Gangliosidoses are degenerative, fatal neurological diseases caused by abnormal accumulation of lipids known as gangliosides in central and peripheral nervous systems, and nerve cells in particular. Cats affected with gangliosidosis have progressive neurologic dysfunction and premature death. Two forms of gangliosidosis affect Korat cats – GM1 and GM2. Both have a genetic basis and a recessive mode of inheritance. Two copies of the defective gene are needed to cause the disease. Both diseases cause similar progressive neurologic dysfunction, including tremors, ataxia and dysmetria. Disease progression is more rapid in GM2.
Korat GM1 is caused by a mutation in exon 14 of the Beta-Galactosidase gene (GLB1). Disease onset begins around 3 months of age and reaches terminal stage around 9-10 months, at which point blindness and epileptiform seizures are also observed. The mutation has been found in the Siamese breed which was used in the development of the Korat breed.

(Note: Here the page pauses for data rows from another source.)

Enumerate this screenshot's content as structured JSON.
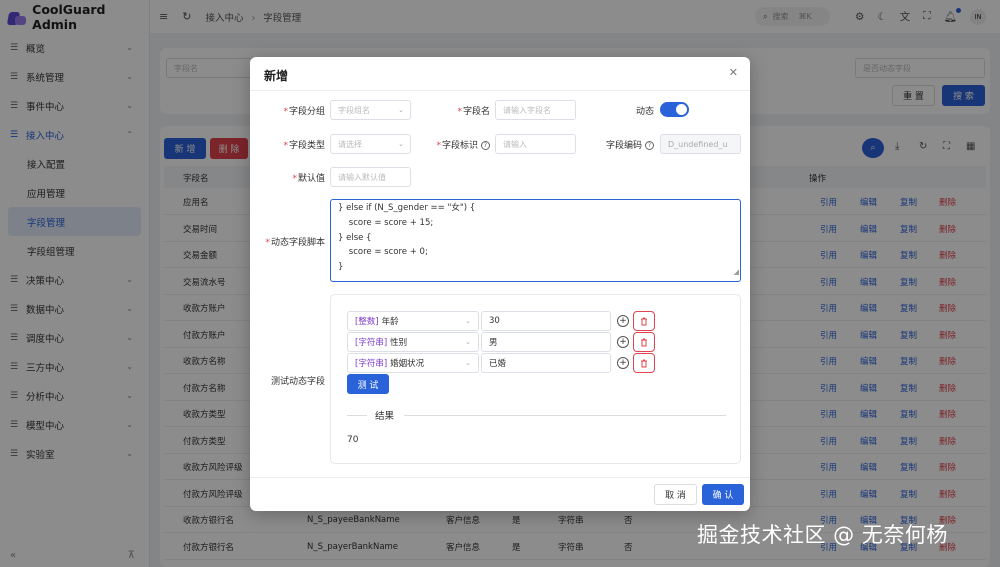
{
  "app": {
    "title": "CoolGuard Admin"
  },
  "sidebar": {
    "items": [
      {
        "label": "概览"
      },
      {
        "label": "系统管理"
      },
      {
        "label": "事件中心"
      },
      {
        "label": "接入中心"
      },
      {
        "label": "决策中心"
      },
      {
        "label": "数据中心"
      },
      {
        "label": "调度中心"
      },
      {
        "label": "三方中心"
      },
      {
        "label": "分析中心"
      },
      {
        "label": "模型中心"
      },
      {
        "label": "实验室"
      }
    ],
    "sub_items": [
      {
        "label": "接入配置"
      },
      {
        "label": "应用管理"
      },
      {
        "label": "字段管理"
      },
      {
        "label": "字段组管理"
      }
    ],
    "collapse": "«",
    "pin": "⊼"
  },
  "header": {
    "breadcrumb": [
      "接入中心",
      "字段管理"
    ],
    "search_label": "搜索",
    "search_kbd": "⌘K",
    "avatar": "IN"
  },
  "filters": {
    "field_name_placeholder": "字段名",
    "dynamic_placeholder": "是否动态字段",
    "reset": "重 置",
    "search": "搜 索"
  },
  "toolbar": {
    "add": "新 增",
    "delete": "删 除"
  },
  "table": {
    "headers": {
      "field_name": "字段名",
      "ops": "操作"
    },
    "ops": {
      "ref": "引用",
      "edit": "编辑",
      "copy": "复制",
      "del": "删除"
    },
    "rows": [
      {
        "name": "应用名",
        "code": "",
        "group": "",
        "dyn": "",
        "type": "",
        "req": ""
      },
      {
        "name": "交易时间",
        "code": "",
        "group": "",
        "dyn": "",
        "type": "",
        "req": ""
      },
      {
        "name": "交易金额",
        "code": "",
        "group": "",
        "dyn": "",
        "type": "",
        "req": ""
      },
      {
        "name": "交易流水号",
        "code": "",
        "group": "",
        "dyn": "",
        "type": "",
        "req": ""
      },
      {
        "name": "收款方账户",
        "code": "",
        "group": "",
        "dyn": "",
        "type": "",
        "req": ""
      },
      {
        "name": "付款方账户",
        "code": "",
        "group": "",
        "dyn": "",
        "type": "",
        "req": ""
      },
      {
        "name": "收款方名称",
        "code": "",
        "group": "",
        "dyn": "",
        "type": "",
        "req": ""
      },
      {
        "name": "付款方名称",
        "code": "",
        "group": "",
        "dyn": "",
        "type": "",
        "req": ""
      },
      {
        "name": "收款方类型",
        "code": "",
        "group": "",
        "dyn": "",
        "type": "",
        "req": ""
      },
      {
        "name": "付款方类型",
        "code": "",
        "group": "",
        "dyn": "",
        "type": "",
        "req": ""
      },
      {
        "name": "收款方风险评级",
        "code": "",
        "group": "",
        "dyn": "",
        "type": "",
        "req": ""
      },
      {
        "name": "付款方风险评级",
        "code": "",
        "group": "",
        "dyn": "",
        "type": "",
        "req": ""
      },
      {
        "name": "收款方银行名",
        "code": "N_S_payeeBankName",
        "group": "客户信息",
        "dyn": "是",
        "type": "字符串",
        "req": "否"
      },
      {
        "name": "付款方银行名",
        "code": "N_S_payerBankName",
        "group": "客户信息",
        "dyn": "是",
        "type": "字符串",
        "req": "否"
      }
    ]
  },
  "modal": {
    "title": "新增",
    "labels": {
      "group": "字段分组",
      "name": "字段名",
      "dynamic": "动态",
      "type": "字段类型",
      "identifier": "字段标识",
      "code": "字段编码",
      "default": "默认值",
      "script": "动态字段脚本",
      "test": "测试动态字段"
    },
    "placeholders": {
      "group": "字段组名",
      "name": "请输入字段名",
      "type": "请选择",
      "identifier": "请输入",
      "default": "请输入默认值"
    },
    "code_value": "D_undefined_u",
    "script_lines": [
      "} else if (N_S_gender == \"女\") {",
      "    score = score + 15;",
      "} else {",
      "    score = score + 0;",
      "}"
    ],
    "test_rows": [
      {
        "type": "[整数]",
        "field": "年龄",
        "value": "30"
      },
      {
        "type": "[字符串]",
        "field": "性别",
        "value": "男"
      },
      {
        "type": "[字符串]",
        "field": "婚姻状况",
        "value": "已婚"
      }
    ],
    "test_button": "测 试",
    "result_label": "结果",
    "result_value": "70",
    "cancel": "取 消",
    "confirm": "确 认"
  },
  "watermark": "掘金技术社区 @ 无奈何杨",
  "colors": {
    "primary": "#2a62d9",
    "danger": "#e0434e",
    "purple": "#7c3cc8"
  }
}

Korat GM2 is caused by a mutation in the feline Hexoaminidase β-subunit (HEXB) gene. Disease onset is observed as early as 4 weeks of age, beginning with fine head tremors, followed rapidly by ataxia, and progresses to death before 8 months of age.
The VGL offers DNA tests for GM1 and GM2 in Korat cats to assist owners and breeders in identifying affected and carrier cats. The tests are done with DNA collected from buccal swabs thus avoiding invasive blood collection. Breeders can use these tests as a tool to avoid breeding carriers together which would produce 25% affected offspring.
Results reported as:
|Test Result||GM1 Gangliosidosis Status|
|N/N||Normal, cat does not have GM1 Korat mutation*|
|N/GM1k||Carrier, cat has one copy of GM1 Korat mutation. Breedings between carriers will is expected to produce 25% affected kittens.|
|Test Result||GM2 Gangliosidosis Status|
|N/N||Normal, cat does not have GM2 Korat mutation**|
|N/GM2k||Carrier, cat has one copy of GM2 Korat mutation. Breedings between carriers will be expected to produce 25% affected kittens.|
Martin D.R., B.A. Rigat, P. Foureman et al. Molecular consequences of the pathogenic mutation in feline GM1 gangliosidosis. Molecular Genetics and Metabolism 94: 212-221, 2008.

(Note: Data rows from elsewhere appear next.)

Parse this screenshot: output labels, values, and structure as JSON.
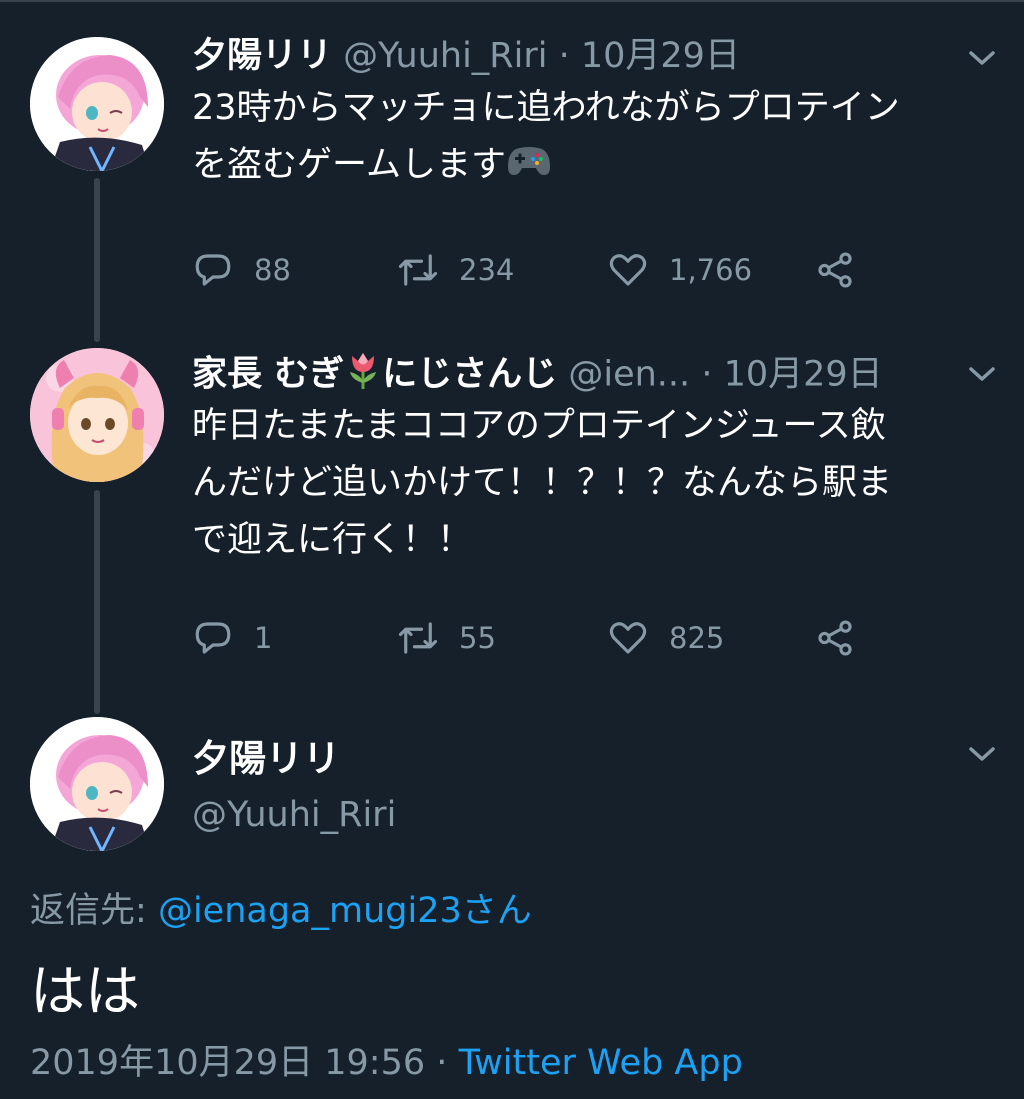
{
  "tweets": [
    {
      "name": "夕陽リリ",
      "handle": "@Yuuhi_Riri",
      "sep": "·",
      "date": "10月29日",
      "text_line1": "23時からマッチョに追われながらプロテイン",
      "text_line2": "を盗むゲームします",
      "emoji": "game-controller",
      "replies": "88",
      "retweets": "234",
      "likes": "1,766"
    },
    {
      "name": "家長 むぎ",
      "name_suffix": "にじさんじ",
      "emoji": "tulip",
      "handle": "@ien...",
      "sep": "·",
      "date": "10月29日",
      "text_line1": "昨日たまたまココアのプロテインジュース飲",
      "text_line2": "んだけど追いかけて！！？！？なんなら駅ま",
      "text_line3": "で迎えに行く！！",
      "replies": "1",
      "retweets": "55",
      "likes": "825"
    }
  ],
  "focused": {
    "name": "夕陽リリ",
    "handle": "@Yuuhi_Riri",
    "reply_label": "返信先:",
    "reply_handle": "@ienaga_mugi23",
    "reply_suffix": "さん",
    "text": "はは",
    "timestamp": "2019年10月29日 19:56",
    "sep": "·",
    "source": "Twitter Web App"
  },
  "colors": {
    "background": "#15202b",
    "secondary_text": "#8899a6",
    "link": "#1da1f2",
    "divider": "#38444d"
  }
}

Muldoon L.L., E.A. Neuwelt, M.A. Pagel, D.L. Weiss. Characterization of the molecular defect in a feline model for type II GM2-gangliosidosis (Sandhoff Disease). American Journal of Pathology 144:1109-1118, 1994.
Baker H.J., B.F. Smith, D.R. Martin & P. Foureman. Molecular Diagnosis of Gangliosidoses: A Model for Elimination of Inherited Diseases in Pure Breeds. In Consultations in Feline Internal Medicine 4, J.R. August (ed.). W.B. Saunders, Philadelphia, 2001, pp 615-620.

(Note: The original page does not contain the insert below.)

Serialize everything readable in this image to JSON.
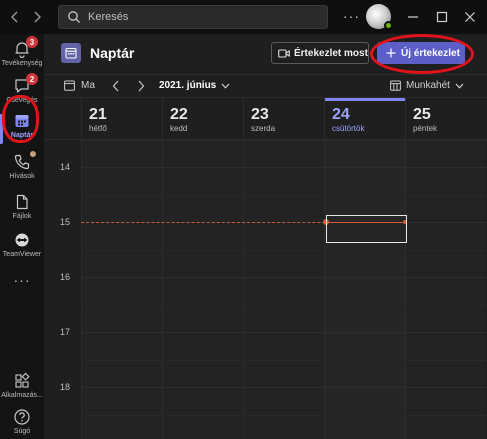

* This test is specific for the single base substitution in the GLB1 gene that causes GM1 in Korat and Siamese cats. It will not detect other gangliosidosis mutations known to exist in other breeds of cats.
* * This test is specific for the 1 base deletion in the HEXB gene that causes GM2 in Korat cats. It will not detect other HEXB mutations known to exist in other breeds of cats.